As we move from sodium to chlorine, we are adding protons to the nucleus and electrons to the outer main level (third shell). The charge on the nucleus increases from +11 to +17. The increased charge pulls electrons closer to the nucleus. No additional shells to provide more shielding, therefore atom decreases in size as we go across a period.
More Trends in the Properties of the Elements in P
Radii of atoms increase down a group because as we go down a group, the atoms of each element have one extra complete main level of electrons compared with the one before. Outer main level is further from the nucleus and the atomic radii increases.
First ionisation energies have periodic patterns. They generally increase across a period. Alkali metals have the lowest value whereas noble gases have the highest values. This is because the number of protons in the nucleus increases but the electrons enter the same main level. Increased charge means it gets increasingly difficult to remove an electron.
First ionisation energies decreases going down a group. This is because the number of filled inner levels increase which results in an increase in shielding. Also the electron to be removed is at an increasing distance from the nucleus and is held less strongly.
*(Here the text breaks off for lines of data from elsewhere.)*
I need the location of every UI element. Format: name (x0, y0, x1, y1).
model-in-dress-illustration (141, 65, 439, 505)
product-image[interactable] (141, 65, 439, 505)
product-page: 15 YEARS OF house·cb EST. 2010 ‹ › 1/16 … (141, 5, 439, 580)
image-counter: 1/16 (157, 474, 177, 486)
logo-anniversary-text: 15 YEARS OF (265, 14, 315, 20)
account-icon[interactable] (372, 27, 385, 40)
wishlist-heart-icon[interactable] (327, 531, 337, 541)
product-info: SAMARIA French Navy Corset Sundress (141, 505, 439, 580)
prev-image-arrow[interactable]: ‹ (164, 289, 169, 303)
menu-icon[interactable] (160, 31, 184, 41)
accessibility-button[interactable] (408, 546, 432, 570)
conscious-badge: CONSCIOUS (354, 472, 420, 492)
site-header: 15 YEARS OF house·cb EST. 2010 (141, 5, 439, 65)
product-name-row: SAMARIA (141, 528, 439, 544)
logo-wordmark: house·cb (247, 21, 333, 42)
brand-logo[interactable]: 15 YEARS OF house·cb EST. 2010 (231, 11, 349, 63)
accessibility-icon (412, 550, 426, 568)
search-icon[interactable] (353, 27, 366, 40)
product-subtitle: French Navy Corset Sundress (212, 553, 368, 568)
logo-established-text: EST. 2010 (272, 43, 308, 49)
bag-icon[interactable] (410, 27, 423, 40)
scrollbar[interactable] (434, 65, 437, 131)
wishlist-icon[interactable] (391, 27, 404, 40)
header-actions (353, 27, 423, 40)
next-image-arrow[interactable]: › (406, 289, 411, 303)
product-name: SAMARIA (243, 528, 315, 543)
Outer electrons get easier to remove as we go down a group as they are further away from the nucleus.
There is a sharp drop in I.E from one period to the next as we start a new main level so there is an increase in radius, outer electron is further away from nucleus
A Closer Look At Ionisation Energies
There is a drop in first ionisation energy between Group 2 and Group 3 due to the sub-level from which the first electron is removed.
Magnesium: 1s2, 2s2, 2p6, 3s2 loses a 3s electron.
Aluminium: 1s2, 2s2, 2p6, 3s, 3p1 loses a 3p electron.
3p is a higher sub-level than 3s so it takes less energy to remove it.
There is a drop in first ionisation energy between Group 5 and Group 6 due to repulsion between electron in an orbital.
Phosphorus - 1s2, 2s2, 2p6, 3s2, 3p3 - no paired electrons as each p electron is in a different orbital.
Sulfur - 1s2, 2s2, 2p6, 3s2, 3p4 - it has two of its p electrons paired so one of these will be easier to remove than an unpaired one as they repel each other.
A Closer Look at Ionisation Energies
If we remove the electrons from an atom one at a time, each one is harder to remove than the one before.
For sodium, there is a sharp increase in ionisation energy between the first and second electrons followed by a gradual increase over the next 8 electrons and then another jump before the final two electrons.
Sodium is in Group 1 and has one electron in its outer shell, eight in the next main level and two (very hard to remove) in the inner most shell.
The number of electrons that are relatively easy to remove tells us the group number in the periodic table.
906, 1763, 14855, 21013 kJ mol^-1 are the first five ionisation energies of an element. The element belongs in group 2 since the sharp jump is after the second ionisation energy (after two electrons were removed).